我蹲在地上,手指捻起石头碎末,指尖传来的触感粗糙松散,像捏碎了一块干透的泥坯。
光线太暗,我凑近了看,碎末的颜色不对劲——不是正常的灰白,而是泛着一种被烟熏过的暗沉,像是从炉膛里掏出来的炉渣。
“这石头以前挨过烧。”
我把碎末凑到鼻子前嗅了嗅,没有焦味,但那份松散的质量骗不了人。
身后传来脚步声,把头走过来,靴子踩在碎石上发出咔嚓声。
他低头看了看我手里的石屑,用脚尖碾了碾地面:“底下全是砂石。
砂石遇过大火,质地就酥了,百年千年都恢复不了。
鹅卵石和青石板不一样,烧过也硬挺。
咱们脚下这片,当年黑水城的火,烧透了。”
我站起身,手掌拍掉尘土。
目光扫过四周,除了黄沙和碎石,什么都看不见。
但心里已经知道,这片荒芜之下,埋着一座城的残骸。
把头之前翻过那些残破的史料,拼凑出来的轮廓我记得很清楚。
黑水城是长方形的,西夏十二监军黑山威福司的驻地。
城被一条大道劈成两半,西边是官署和寺庙,东边住着百姓和商贩。
那条大道宽得能并排行几辆马车,两旁挤满了酒旗、茶棚、铁匠铺子、剃头摊子,还有卖糖葫芦的小贩和修马蹄的匠人。

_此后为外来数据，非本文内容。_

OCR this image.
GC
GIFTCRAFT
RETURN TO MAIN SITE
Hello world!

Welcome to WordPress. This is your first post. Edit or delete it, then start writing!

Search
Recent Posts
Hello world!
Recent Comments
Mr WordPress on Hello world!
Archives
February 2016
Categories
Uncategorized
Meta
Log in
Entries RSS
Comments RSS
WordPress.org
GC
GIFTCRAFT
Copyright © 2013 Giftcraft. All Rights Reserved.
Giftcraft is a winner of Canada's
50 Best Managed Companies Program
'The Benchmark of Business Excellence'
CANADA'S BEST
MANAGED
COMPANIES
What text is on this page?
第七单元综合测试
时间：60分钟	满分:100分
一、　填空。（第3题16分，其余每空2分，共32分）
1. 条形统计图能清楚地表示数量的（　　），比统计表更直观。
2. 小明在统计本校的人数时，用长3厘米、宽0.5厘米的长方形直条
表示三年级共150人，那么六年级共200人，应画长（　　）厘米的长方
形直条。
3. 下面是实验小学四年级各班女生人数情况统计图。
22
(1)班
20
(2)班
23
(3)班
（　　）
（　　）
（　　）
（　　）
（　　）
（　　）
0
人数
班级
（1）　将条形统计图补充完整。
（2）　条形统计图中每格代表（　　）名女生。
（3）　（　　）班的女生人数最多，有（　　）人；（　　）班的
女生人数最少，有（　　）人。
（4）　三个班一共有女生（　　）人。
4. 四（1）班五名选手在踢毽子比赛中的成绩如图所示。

七百年前,骆驼商队驮着丝绸和香料穿城而过,驼铃叮当响彻整条街。
如今,那些繁华连影子都没留下。
阿拉善的风沙吞掉了一切,只扔出几截残墙和一堆碎石,像啃剩的骨头。
远处有人说话。
忽碌叔站在沙丘上,手指朝东北方向比比划划,嘴里吐出一串我听不懂的词。
顺着他手指的方向看过去,只有一片墨黑的夜空,星星都不肯在那块亮。
阿吉凑过来,低声翻译:“叔说,他没记错的话,往那边走半天,能看到几座倒在地上的石头塔尖。
原定明天去的地方。
两三年前塔尖还露在外面,现在不知道还在不在,可能被沙子埋了。”
我和把头交换了一个眼神。
火光从他眼底一闪而过,几乎藏不住。
那块烧过的铺路石,加上埋了一半的石塔尖——够了,足够证明方向没错。
把头拍了拍手,声音压得很低却很清晰:“都去睡。
天亮前动身。”
众人应了一声,散开钻进各自的帐篷。